Parece que con este pequeño movimiento ha aparecido uno de los autores (el otro había fallecido), de los murales contenidos en ella, don Fernando Sáez, que parece dispuesto a defenderlos, como se recogió en la prensa del pasado 16 de enero. Quizá también lo hagan los familiares del arquitecto ganador del concurso de embellecimiento de fachada allá por 1948, don José María Carreras, o no, no importa.
También parece ser que el señor alcalde de Logroño sigue considerando imposible modificar un proyecto (creo que acaba de hacerlo para un polideportivo). Se basa en que ganó un concurso con el visto bueno de las administraciones implicadas - me dicen que las tres eran del PP-. Actualmente, el PSOE y el PR están a favor de la supervivencia de la Estación.
Con todo respeto y entendiendo las dificultades del ejercicio del poder, quisiera decir que al menos en este asunto esta Administración está mostrando tanta inflexibilidad como ausencia de sensibilidad con el patrimonio local. Aquí quisiera hacer un paréntesis y citar otros casos que surgieron en la mesa redonda que hubo en el Ateneo, organizada por Amigos de la Rioja el 12 de enero y con el tema de actuaciones en el patrimonio cultural. Sobre el asunto de Ruavieja 20-22, -la casa más antigua de Logroño-, parece que el Ayuntamiento la ha vendido para construir un hotel, para lo cual hay que desnaturalizarla y volver a montarla.
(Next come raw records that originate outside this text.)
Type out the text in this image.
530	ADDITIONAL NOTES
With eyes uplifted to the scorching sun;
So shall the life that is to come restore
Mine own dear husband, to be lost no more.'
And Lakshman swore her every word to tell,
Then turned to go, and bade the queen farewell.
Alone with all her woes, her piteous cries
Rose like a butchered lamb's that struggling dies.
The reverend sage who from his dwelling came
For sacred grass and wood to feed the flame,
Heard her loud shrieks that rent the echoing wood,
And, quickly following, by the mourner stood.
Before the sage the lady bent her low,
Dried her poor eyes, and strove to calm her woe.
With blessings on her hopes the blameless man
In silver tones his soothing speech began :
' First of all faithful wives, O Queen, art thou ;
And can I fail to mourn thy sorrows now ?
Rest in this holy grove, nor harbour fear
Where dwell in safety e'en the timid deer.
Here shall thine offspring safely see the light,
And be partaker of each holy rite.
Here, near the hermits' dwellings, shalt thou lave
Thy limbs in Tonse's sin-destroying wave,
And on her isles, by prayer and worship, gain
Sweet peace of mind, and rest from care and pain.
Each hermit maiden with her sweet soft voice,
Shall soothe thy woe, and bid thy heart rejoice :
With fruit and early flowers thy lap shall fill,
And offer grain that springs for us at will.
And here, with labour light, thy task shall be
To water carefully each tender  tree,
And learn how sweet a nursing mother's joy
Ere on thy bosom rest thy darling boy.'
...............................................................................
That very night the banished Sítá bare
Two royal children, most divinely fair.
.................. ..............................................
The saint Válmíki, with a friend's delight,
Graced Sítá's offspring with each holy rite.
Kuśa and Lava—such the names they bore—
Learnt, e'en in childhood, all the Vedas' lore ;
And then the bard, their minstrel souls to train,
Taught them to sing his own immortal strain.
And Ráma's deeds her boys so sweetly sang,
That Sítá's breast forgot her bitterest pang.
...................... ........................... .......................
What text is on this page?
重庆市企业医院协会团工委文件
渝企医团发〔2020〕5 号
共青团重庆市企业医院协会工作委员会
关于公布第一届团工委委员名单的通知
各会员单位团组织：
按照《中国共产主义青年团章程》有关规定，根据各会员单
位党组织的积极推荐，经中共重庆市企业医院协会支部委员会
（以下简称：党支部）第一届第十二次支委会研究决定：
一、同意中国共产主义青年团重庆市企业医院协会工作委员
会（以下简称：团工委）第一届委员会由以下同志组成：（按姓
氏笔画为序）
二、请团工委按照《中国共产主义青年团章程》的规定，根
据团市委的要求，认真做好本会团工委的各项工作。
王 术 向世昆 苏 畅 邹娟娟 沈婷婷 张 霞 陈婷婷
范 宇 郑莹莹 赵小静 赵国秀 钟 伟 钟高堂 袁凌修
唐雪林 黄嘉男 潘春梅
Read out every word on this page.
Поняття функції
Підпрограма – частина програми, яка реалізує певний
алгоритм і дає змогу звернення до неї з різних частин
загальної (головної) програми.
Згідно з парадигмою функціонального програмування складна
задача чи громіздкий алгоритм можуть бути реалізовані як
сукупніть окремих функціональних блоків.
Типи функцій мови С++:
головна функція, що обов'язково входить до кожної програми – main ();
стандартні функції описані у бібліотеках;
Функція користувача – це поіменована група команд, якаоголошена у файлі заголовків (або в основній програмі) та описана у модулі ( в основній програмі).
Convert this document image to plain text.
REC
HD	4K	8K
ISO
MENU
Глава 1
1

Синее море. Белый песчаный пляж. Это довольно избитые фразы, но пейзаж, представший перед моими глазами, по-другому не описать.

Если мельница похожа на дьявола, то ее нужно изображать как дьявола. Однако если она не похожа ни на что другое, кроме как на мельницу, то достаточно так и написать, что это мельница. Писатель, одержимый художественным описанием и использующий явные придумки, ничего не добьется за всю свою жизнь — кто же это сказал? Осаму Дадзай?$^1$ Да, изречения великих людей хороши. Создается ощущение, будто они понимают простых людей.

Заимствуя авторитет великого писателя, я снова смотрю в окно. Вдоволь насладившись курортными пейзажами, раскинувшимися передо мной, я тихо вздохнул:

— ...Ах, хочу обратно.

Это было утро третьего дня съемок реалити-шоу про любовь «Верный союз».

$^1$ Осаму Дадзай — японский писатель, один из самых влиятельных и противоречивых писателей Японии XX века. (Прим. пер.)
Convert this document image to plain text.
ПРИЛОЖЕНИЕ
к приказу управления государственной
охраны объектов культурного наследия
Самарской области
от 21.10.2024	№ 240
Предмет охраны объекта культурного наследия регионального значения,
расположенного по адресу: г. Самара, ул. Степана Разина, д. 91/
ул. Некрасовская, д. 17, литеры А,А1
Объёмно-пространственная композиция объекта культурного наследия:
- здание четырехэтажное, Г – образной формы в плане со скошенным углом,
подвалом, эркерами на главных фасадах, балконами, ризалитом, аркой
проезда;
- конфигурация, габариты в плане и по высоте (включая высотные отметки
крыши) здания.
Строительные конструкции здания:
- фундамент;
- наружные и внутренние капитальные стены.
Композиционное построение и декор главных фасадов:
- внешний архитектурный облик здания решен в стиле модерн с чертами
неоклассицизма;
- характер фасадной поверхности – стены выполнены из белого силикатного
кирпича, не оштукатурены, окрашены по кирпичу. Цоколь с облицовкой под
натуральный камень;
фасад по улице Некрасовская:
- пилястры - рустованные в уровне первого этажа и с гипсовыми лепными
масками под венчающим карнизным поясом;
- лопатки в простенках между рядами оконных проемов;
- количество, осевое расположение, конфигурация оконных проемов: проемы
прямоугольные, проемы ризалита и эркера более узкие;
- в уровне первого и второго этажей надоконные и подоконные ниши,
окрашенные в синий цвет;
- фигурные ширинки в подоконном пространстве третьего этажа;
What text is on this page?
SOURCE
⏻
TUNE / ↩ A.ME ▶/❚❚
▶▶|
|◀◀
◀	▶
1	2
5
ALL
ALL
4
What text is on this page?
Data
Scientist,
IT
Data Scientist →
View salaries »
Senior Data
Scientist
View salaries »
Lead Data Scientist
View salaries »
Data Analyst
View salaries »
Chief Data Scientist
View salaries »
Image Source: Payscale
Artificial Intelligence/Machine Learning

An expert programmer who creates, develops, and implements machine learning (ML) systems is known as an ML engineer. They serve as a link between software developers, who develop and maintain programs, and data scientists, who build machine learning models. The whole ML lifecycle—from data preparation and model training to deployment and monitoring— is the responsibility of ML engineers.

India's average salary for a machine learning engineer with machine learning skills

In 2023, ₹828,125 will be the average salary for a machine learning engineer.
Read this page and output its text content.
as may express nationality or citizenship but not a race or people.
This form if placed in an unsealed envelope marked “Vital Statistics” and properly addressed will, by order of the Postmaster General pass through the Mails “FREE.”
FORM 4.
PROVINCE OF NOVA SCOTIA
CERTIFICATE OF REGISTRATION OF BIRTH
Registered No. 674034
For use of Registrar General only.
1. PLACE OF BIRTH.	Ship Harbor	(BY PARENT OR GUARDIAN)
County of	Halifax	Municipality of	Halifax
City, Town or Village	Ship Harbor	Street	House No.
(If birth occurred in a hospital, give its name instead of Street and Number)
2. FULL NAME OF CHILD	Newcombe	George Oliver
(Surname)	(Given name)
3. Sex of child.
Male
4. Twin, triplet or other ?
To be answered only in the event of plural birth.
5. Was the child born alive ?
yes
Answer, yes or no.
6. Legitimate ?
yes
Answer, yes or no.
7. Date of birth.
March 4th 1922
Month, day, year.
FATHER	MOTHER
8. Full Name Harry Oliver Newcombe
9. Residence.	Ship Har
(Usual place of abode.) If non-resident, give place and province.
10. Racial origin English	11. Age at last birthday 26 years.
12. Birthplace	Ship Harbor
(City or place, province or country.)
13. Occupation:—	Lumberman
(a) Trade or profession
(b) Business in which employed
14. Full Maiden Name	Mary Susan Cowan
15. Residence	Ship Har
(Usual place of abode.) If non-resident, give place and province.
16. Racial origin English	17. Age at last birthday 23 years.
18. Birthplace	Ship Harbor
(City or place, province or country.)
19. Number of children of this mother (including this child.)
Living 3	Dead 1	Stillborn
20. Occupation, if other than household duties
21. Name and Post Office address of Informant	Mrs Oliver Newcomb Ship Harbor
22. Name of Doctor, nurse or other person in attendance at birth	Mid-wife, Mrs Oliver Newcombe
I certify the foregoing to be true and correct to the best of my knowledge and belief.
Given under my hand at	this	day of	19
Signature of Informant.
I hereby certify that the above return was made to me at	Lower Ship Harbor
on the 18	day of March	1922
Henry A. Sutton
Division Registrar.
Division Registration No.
Acertadamente alguien protestó de que el Ayuntamiento venda un bien público para disfrute de particulares (¿es legal?).
Esto y el derribo de la Estación parece indicar que no estamos para lujos culturales. Sin embargo en la prensa local se habla de cierta fiebre museística para el Casco Antiguo (museo egipcio, museo romántico, museo de botijos, museo del vino).
Volviendo al tema de la Estación, conviene recordar que rectificar es de sabios, y que todos podemos entender que a fecha de hoy la sensibilidad por el patrimonio artístico ha cambiado, y que a cualquiera que no esté implicado políticamente le parece incorrecto derribar la Estación. En definitiva creo que a la mayoría nos parecería un signo de inteligencia suspender dicho derribo, e incluso lo aplaudiríamos.
Veamos ahora la falsa solución de salvar sólo los murales. Dado su tamaño, no hay pared en institución actual para alojarlos, por lo que sería necesario un edificio de obra nueva ex profeso. ¿Dónde? Según están las cosas da risa.
En caso de guardarlos, también ¿dónde? Sus correctas condiciones de conservación serían muy difíciles. ¿Doblados?, ¿enrollados? La mejor solución es dejarlos en su espacio natural que es la Estación, el cual definen, más que adornan.